Writers: Ramiro Antonio Sandoval
Original Music: Samuel Torres
Director: Ramiro Antonio Sandoval
Reviewer: Adrienne Sowers
As someone who feels she has a relatively solid grip with Spanish as her second language, this reviewer has some mixed feelings about reviewing Tabula RaSa Theater’s En El Ojo de la Aguja in English. Though this production was initially produced in English (In the Eye of the Needle, 2018), it takes on a new life in Spanish. However, to do the work of these amazing artists justice, this review will be in English as some of the more ephemeral and esoteric ideas discussed should not be compromised by attempts at using online translation tools to fill in vocabulary gaps.
Writer/director Ramiro Antonio Sandoval has created a timely and visceral experience in this devised piece. The dynamic ensemble cast: Klara Lopera-Sánchez, Andrés López-Alicea, Vanessa Hernandez, and Jei Fabiano carry this visceral text beautifully, daring those audience members that might not be as strong in their Spanish understanding as they’d like to look away to glance at the supertitles (by Juan Esteban Vélez) on the screens by the stage. The words absolutely matter and the specificity of their selection is laser-sharp, but for this reviewer, it was worth missing a word or two to stay glued to the action onstage. Physical comedy in semi-neutral masks tempered with clever dialogue make for a gripping performance. Though very different given circumstances than anything Beckett wrote, this play shares a depth beneath a veneer of inanity that is stunning and jarring.

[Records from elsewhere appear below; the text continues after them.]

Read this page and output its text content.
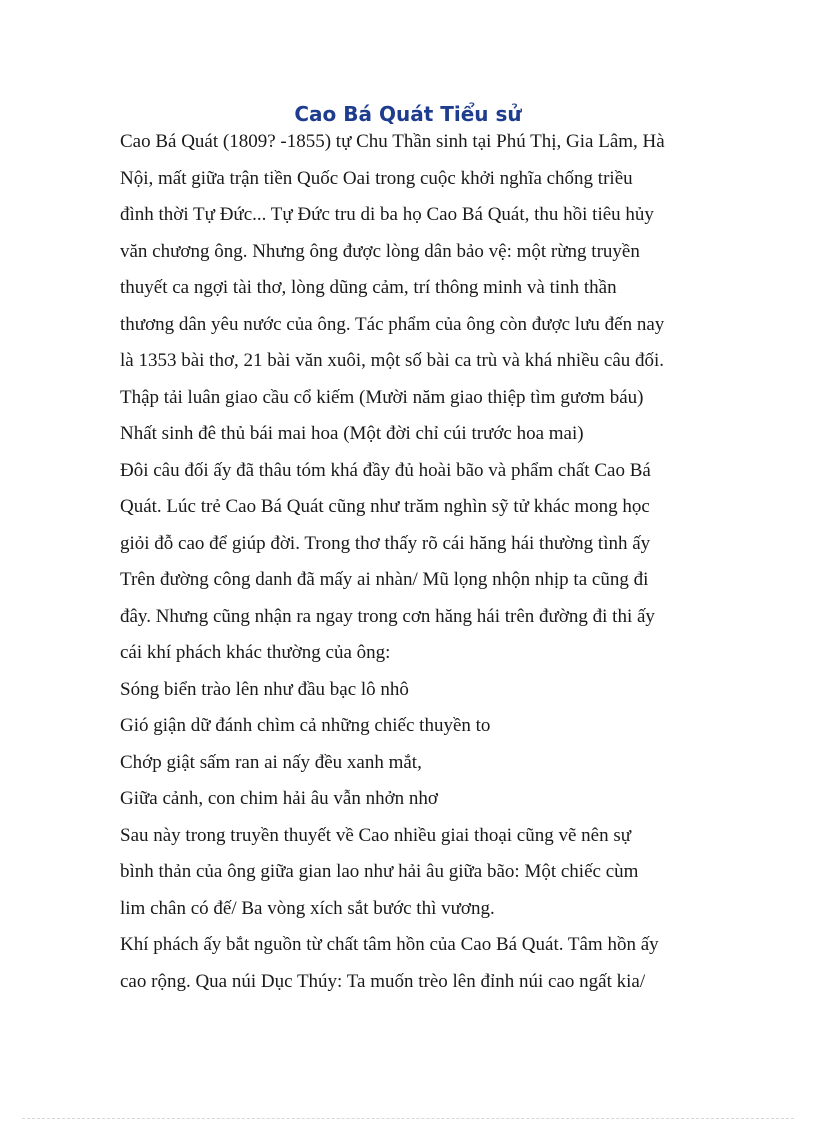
Cao Bá Quát Tiểu sử
Cao Bá Quát (1809? -1855) tự Chu Thần sinh tại Phú Thị, Gia Lâm, Hà
Nội, mất giữa trận tiền Quốc Oai trong cuộc khởi nghĩa chống triều
đình thời Tự Đức... Tự Đức tru di ba họ Cao Bá Quát, thu hồi tiêu hủy
văn chương ông. Nhưng ông được lòng dân bảo vệ: một rừng truyền
thuyết ca ngợi tài thơ, lòng dũng cảm, trí thông minh và tinh thần
thương dân yêu nước của ông. Tác phẩm của ông còn được lưu đến nay
là 1353 bài thơ, 21 bài văn xuôi, một số bài ca trù và khá nhiều câu đối.
Thập tải luân giao cầu cổ kiếm (Mười năm giao thiệp tìm gươm báu)
Nhất sinh đê thủ bái mai hoa (Một đời chỉ cúi trước hoa mai)
Đôi câu đối ấy đã thâu tóm khá đầy đủ hoài bão và phẩm chất Cao Bá
Quát. Lúc trẻ Cao Bá Quát cũng như trăm nghìn sỹ tử khác mong học
giỏi đỗ cao để giúp đời. Trong thơ thấy rõ cái hăng hái thường tình ấy
Trên đường công danh đã mấy ai nhàn/ Mũ lọng nhộn nhịp ta cũng đi
đây. Nhưng cũng nhận ra ngay trong cơn hăng hái trên đường đi thi ấy
cái khí phách khác thường của ông:
Sóng biển trào lên như đầu bạc lô nhô
Gió giận dữ đánh chìm cả những chiếc thuyền to
Chớp giật sấm ran ai nấy đều xanh mắt,
Giữa cảnh, con chim hải âu vẫn nhởn nhơ
Sau này trong truyền thuyết về Cao nhiều giai thoại cũng vẽ nên sự
bình thản của ông giữa gian lao như hải âu giữa bão: Một chiếc cùm
lim chân có đế/ Ba vòng xích sắt bước thì vương.
Khí phách ấy bắt nguồn từ chất tâm hồn của Cao Bá Quát. Tâm hồn ấy
cao rộng. Qua núi Dục Thúy: Ta muốn trèo lên đỉnh núi cao ngất kia/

As an inflatable wall slowly overpowers the stage and characters disappear, live cameras project onto the white monolith thanks to Jaqueline Reed’s clever AV design. The use of these cameras not only creates a stunning visual story, but it also draws a striking parallel with the distance Americans can psychically feel from the problems at the southern border of our country. There is no denying people are there, they can be seen and heard and their stories are important and difficult and so very very very challenging to project onto the other side of a literal or metaphorical wall.
The confluence of techniques in writing, devising, performance, direction, design, and production in this show is special and laudable. This seventy-five minute piece is thought-provoking, charming, and haunting.